Powell Custom Private Escorted Tours Including Antelope Canyon, Glen Canyon, and Navajo Lands
Points of interest near Lake Powell include:
- Breakfast at Cameron Trading Post, Art Gallery and Museum
- Little Colorado River Gorge
- Painted Desert
- Navajo Lands and Reservation
- Navajo Artist open-air booths
- Vermillion Cliffs
- Glen Canyon Dam
- Glen Canyon
- Antelope Canyon
- Horseshoe Bend
- Navajo Bridge crossing by foot at Marble Canyon
- Colorado River and River Rafters
- Lee's Ferry at the Echo Peaks
- Paria River and Paria Canyon Wilderness
- Optional Colorado River Float Trip, Paddlewheel or Speed Boat Ride
At Lake Powell and the Glen Canyon Visitor Center, you can tour Glen Canyon Dam and its' hydroelectric generating station. It took eight years of construction by the US Bureau of Reclamation to build the Glen Canyon Dam. The dam's crest rises 583 feet above the river water at its base. Waters of the Colorado River backed up behind the dam creating a lake 186 miles long and a shoreline of over 2000 miles, longer than the entire West Coast of the US. When the lake is full, first achieved on June 22, 1980, the deepest portion is immediately back of the great dam at 568 feet deep. The lake has ninety-six named navigable tributary canyons and dozens of smaller nameless waterways, eight major bays and two long riverbed arms. The scenery up and down the lake is no less than spectacular. The cliffs and monuments reflect in the water with a shimmering golden orange glow that has captured the attention of countless photographs and artistic renderings.
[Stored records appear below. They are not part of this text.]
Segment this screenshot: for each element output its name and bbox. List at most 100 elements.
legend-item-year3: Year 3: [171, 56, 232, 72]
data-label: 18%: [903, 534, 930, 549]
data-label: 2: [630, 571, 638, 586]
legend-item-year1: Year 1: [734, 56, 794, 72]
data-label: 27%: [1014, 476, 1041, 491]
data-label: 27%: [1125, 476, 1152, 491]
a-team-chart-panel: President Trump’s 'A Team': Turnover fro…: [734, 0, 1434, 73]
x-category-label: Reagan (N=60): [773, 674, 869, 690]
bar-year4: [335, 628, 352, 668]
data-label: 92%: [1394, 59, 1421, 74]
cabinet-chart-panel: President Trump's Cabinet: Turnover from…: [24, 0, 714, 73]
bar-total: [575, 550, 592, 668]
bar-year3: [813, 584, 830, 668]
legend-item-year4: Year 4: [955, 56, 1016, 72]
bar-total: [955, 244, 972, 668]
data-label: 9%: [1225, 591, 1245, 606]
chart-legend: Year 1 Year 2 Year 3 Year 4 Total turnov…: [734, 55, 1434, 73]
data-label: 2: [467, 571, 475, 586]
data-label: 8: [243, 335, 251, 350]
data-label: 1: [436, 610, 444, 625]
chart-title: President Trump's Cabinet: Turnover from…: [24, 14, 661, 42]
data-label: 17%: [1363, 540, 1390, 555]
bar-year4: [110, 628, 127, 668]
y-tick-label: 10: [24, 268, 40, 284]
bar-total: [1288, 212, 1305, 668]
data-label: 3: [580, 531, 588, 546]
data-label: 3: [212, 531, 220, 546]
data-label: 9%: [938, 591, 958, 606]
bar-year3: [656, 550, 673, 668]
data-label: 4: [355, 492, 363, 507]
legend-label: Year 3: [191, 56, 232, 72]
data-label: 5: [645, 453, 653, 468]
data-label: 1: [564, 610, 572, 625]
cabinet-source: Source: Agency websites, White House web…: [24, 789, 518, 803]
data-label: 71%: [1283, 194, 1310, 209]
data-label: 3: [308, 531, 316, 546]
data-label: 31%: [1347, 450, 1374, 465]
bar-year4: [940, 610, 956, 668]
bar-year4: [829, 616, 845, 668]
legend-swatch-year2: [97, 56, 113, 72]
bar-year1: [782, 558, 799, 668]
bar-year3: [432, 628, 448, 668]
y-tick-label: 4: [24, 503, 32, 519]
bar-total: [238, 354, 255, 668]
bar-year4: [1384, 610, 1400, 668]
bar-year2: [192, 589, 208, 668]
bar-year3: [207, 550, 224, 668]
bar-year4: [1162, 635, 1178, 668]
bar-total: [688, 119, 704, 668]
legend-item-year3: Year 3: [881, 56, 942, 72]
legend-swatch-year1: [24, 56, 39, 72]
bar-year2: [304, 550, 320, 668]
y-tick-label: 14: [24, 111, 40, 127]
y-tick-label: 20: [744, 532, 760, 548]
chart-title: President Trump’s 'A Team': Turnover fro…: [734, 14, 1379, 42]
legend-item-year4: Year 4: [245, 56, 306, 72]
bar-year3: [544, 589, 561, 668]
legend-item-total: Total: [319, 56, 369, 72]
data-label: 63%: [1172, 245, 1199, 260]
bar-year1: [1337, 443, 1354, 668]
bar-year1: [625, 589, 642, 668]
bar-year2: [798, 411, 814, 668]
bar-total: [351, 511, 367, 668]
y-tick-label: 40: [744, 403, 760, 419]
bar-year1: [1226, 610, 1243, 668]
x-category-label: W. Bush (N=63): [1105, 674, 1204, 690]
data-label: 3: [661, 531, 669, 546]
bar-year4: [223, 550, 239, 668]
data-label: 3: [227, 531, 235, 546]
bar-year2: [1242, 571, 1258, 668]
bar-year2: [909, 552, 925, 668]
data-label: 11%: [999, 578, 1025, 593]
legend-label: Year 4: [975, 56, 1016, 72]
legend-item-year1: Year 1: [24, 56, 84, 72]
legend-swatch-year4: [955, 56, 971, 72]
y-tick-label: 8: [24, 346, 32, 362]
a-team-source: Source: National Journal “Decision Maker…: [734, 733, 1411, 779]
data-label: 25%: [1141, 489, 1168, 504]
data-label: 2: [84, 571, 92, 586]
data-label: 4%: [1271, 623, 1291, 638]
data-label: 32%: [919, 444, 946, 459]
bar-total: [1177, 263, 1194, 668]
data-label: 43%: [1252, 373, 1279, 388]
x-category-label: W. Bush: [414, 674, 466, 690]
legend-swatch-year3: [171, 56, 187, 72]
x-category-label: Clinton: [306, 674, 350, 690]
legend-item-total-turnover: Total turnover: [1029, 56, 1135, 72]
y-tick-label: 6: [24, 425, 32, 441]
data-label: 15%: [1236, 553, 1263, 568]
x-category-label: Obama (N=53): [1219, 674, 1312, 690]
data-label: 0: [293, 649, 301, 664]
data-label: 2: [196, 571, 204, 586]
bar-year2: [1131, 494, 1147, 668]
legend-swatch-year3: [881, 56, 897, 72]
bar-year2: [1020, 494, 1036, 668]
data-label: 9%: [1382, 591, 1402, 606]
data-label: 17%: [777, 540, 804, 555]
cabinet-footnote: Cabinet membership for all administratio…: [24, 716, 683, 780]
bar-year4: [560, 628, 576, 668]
A trip across the Navajo Bridge by foot at Marble Canyon allows for a vertical view of the great Colorado River. Here you may even see rafts floating under the bridge or the newly released California Condors soaring above the Vermilion Cliffs. At Lee's Ferry you can visit the ruins of the early settlers in this region. You will take a short walk to the "Lonely Dell Ranch" in the Lee's Ferry historic district at the mouth of the Paria River. Across the river to the south are the jagged Echo Peaks. On October 21, 1871, three men from John Wesley Powell's second expedition climbed the peaks and, out of curiosity, shot a pistol at the river 2500 feet below. The sharp report was followed by a 24-second silence when a rattling echo was hurled back - hence the name. Most early travelers were southbound Mormons from Utah coming over the Kaibab Plateau through Houserock Valley from the west to Lee's Ferry. Once across the river, they traveled south into Arizona to colonize there. Others came with hopes of building a railroad down the canyons of the Colorado. Still other optimistic souls came to try gold mining. It is now the launching point for the thousands who come each year to discover the thrills of white water rafting through the Grand Canyon. The Glen Canyon stretch is also famous for its trout, where others finish a leisurely float trip from the dam, and still others complete a hike through the Paria Canyon wilderness.
As time allows, we may also walk out to the overlook of Horseshoe Bend in Glen Canyon. This is the only true gooseneck turn in Glen Canyon or the Grand Canyon below Lake Powell.
A paddlewheel boat can carry you into the crimson and azure world of Wahweep Bay. Other optional trips are available if pre arranged to Rainbow Natural Bridge, Navajo Tapestry, or a float trip from the dam to Lee's Ferry. This is a flat water, no rapids, float trip through Glen Canyon on the Colorado River. It takes at least one extra day by boat to visit Rainbow Natural Bridge. There is an extra charge for all optional trips and activities.